The proceeds of the offering will be used by the company solely for exercising the purchase option, through the company's wholly owned subsidiary, ETK Inc., to acquire 100 per cent of the interest in and to the company's Toroparu project in Guyana, South America, held by Alfro Alphonso pursuant to a joint venture agreement between Mr. Alphonso and ETK.
Closing of the offering is expected to occur during the first two weeks of December, 2019, and remains subject to approval by the TSX Venture Exchange.
The company's 100-per-cent-owned and permitted Toroparu gold project containing 7,353,000 ounces measured plus indicated and 3.15 million ounces of inferred gold resource. Final design of a conventional open-pit mine and gold leaching circuit producing an average of 152,000 oz gold per year over a 24-year mine life is continuing. Preliminary economic estimates for the project include $1.25-billion (U.S.) of after-tax free cash flow from a project with a $378-million preproduction capital cost estimate, a 2.92-year payback of preproduction capital and a 20.25-per-cent internal rate of return at a $1,300-(U.S.)-per-ounce-base-case gold price (24.2-per-cent IRR at $1,400/oz Au price) with the participation by Wheaton Precious Metals (see Sandspring Resources' June 4, 2019, press release).
Having completed both the environmental authorization to proceed and a mineral development agreement with the Guyana government, transfer of the title to the mining permits is the last step required for the issuance of the mining licence to operate the Toroparu gold project.
Under the terms of the debenture, Wheaton will have the right, but not the obligation, to acquire approximately 4,155,625 common shares in connection with the exercise of the above-described debenture conversion right.
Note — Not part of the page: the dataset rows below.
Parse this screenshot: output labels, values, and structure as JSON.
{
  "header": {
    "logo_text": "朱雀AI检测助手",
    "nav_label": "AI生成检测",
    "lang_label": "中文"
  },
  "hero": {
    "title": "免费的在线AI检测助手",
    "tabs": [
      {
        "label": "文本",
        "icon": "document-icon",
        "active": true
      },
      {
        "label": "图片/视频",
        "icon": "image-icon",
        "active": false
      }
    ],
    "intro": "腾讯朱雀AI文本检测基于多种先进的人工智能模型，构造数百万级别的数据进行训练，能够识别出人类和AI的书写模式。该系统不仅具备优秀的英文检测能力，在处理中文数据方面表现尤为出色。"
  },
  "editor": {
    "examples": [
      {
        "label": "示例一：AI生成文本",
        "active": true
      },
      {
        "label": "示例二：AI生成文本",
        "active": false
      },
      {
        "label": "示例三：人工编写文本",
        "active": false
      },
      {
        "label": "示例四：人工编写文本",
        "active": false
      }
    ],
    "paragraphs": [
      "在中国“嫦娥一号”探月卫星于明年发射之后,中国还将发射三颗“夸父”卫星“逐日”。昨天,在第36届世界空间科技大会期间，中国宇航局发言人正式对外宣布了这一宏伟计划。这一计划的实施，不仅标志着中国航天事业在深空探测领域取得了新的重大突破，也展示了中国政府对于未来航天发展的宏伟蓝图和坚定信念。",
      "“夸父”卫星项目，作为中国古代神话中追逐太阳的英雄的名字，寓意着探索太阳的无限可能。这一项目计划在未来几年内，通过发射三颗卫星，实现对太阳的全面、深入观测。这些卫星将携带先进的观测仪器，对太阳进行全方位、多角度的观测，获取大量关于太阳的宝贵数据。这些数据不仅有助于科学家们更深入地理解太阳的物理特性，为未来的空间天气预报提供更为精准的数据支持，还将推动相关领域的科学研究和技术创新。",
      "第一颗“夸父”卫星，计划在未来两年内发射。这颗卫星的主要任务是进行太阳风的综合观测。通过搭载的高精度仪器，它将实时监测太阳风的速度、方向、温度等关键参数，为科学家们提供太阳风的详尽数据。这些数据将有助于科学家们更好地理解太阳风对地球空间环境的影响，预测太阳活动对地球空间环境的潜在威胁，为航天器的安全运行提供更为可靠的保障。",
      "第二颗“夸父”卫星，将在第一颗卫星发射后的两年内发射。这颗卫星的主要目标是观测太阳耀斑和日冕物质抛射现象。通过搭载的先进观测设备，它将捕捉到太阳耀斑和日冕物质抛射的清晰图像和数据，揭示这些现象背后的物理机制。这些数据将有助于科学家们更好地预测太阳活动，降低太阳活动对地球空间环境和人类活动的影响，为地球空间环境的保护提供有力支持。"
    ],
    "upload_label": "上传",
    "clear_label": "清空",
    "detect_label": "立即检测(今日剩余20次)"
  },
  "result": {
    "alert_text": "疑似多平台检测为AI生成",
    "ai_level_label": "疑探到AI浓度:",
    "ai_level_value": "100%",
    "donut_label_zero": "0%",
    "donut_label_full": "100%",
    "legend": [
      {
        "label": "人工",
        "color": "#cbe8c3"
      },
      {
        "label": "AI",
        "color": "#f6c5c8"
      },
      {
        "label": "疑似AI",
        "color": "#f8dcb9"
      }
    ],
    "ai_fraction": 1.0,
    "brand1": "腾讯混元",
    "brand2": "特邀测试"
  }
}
Assuming the conversion of the entire initial principal amount, based upon a $1.3298 exchange rate, of the Wheaton debenture to common shares, Wheaton would hold, in aggregate, 10.6 per cent of Gold X's common shares currently issued and outstanding on a partially diluted basis. Prior to the transactions contemplated hereby, Wheaton did not hold any securities of Gold X. The debenture issued to Wheaton is presently being held only for investment purposes. Wheaton may from time to time in the future increase or decrease its ownership, control or direction over securities of the company, through market transactions, private agreements or otherwise. Wheaton intends to file an early warning report pursuant to applicable securities laws in connection with the transactions contemplated hereby. A copy of the early warning report to which this press release relates can be obtained from Wheaton, at 1-844-288-9878 or
or on the SEDAR profile of the company.
About Gold X Mining Corp.
Gold X Mining, formerly known as Sandspring Resources Ltd., is a Canadian junior mining company currently moving toward a feasibility study for the Toroparu project in Guyana, South America, with 7.4 million ounces of gold in the measured and indicated categories.